Some of the apartments are already occupied. ((CBC))

Charlottetown Mayor Clifford Lee says the city will look at the residential zoning near a chemical plant in the north of the city.

The Island Regulatory and Appeals Commission turned down an appeal this week by BioVectra, the operators of the plant. BioVectra is concerned about the safety of apartments built next to its operation.

"The whole issue in this particular case raises a question about zoning in that particular area of the city," said Lee.

"We will be having our planning department look at the whole zoning in that particular area to see if there is more appropriate zoning."
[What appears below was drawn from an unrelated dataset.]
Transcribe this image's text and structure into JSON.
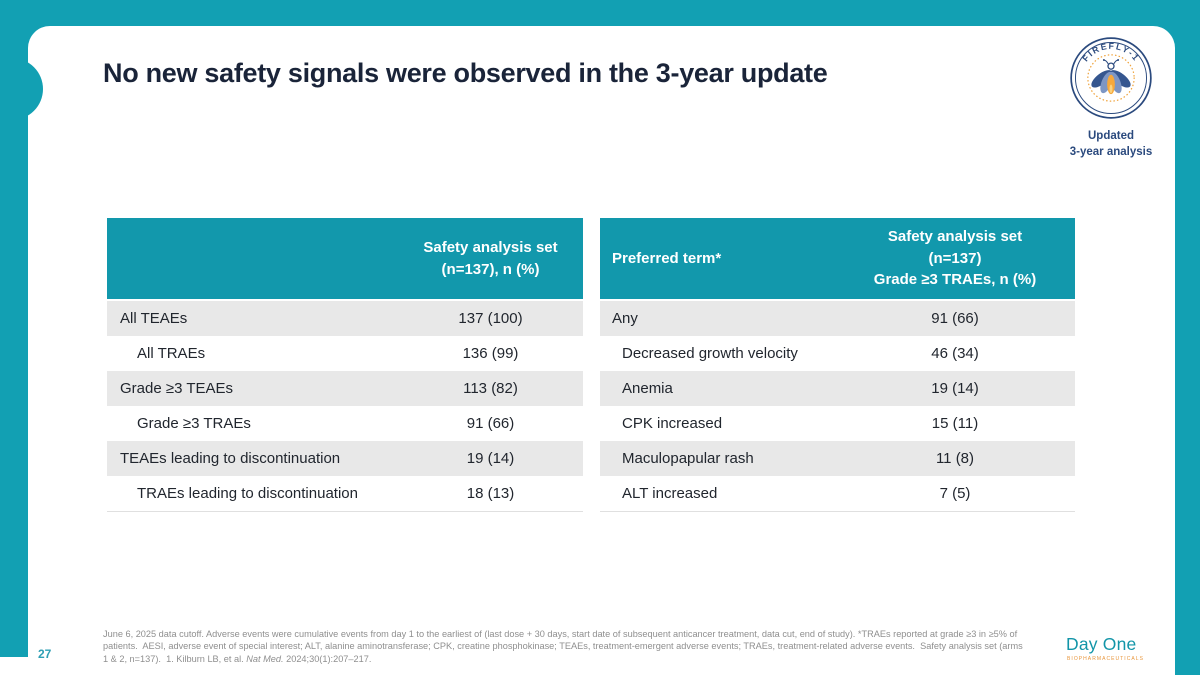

The building is already up and people are living in most of the apartments.

BioVectra Inc., a pharmaceutical manufacturer that works with hazardous chemicals and other dangerous materials, claims the apartments are too close to its operation, and residents in the buildings would be in danger is there was ever an explosion or fire at the plant.

The city argued the land is zoned residential and the building meets the national building and fire codes.

In its ruling, IRAC said it had little choice, but it did express concerns about the location of the residential development.

"It must be the decision of the Commission to deny this appeal," the decision reads.

"However, this decision should not be regarded as an endorsement of the City's actions regarding public safety, the zoning of the property, or the siting of the apartment building."

BioVectra CEO Ron Keefe is frustrated with the ruling.

"In my view, IRAC is clearly stating that they are of the view that this is not a safe development and should not have been approved," said Keefe.

"Ultimately it's still a public safety issue, one that the city of Charlottetown should've dealt with properly."

Keefe said his company brought its concerns to the city's attention before the building permit was issued. He's considering further legal action.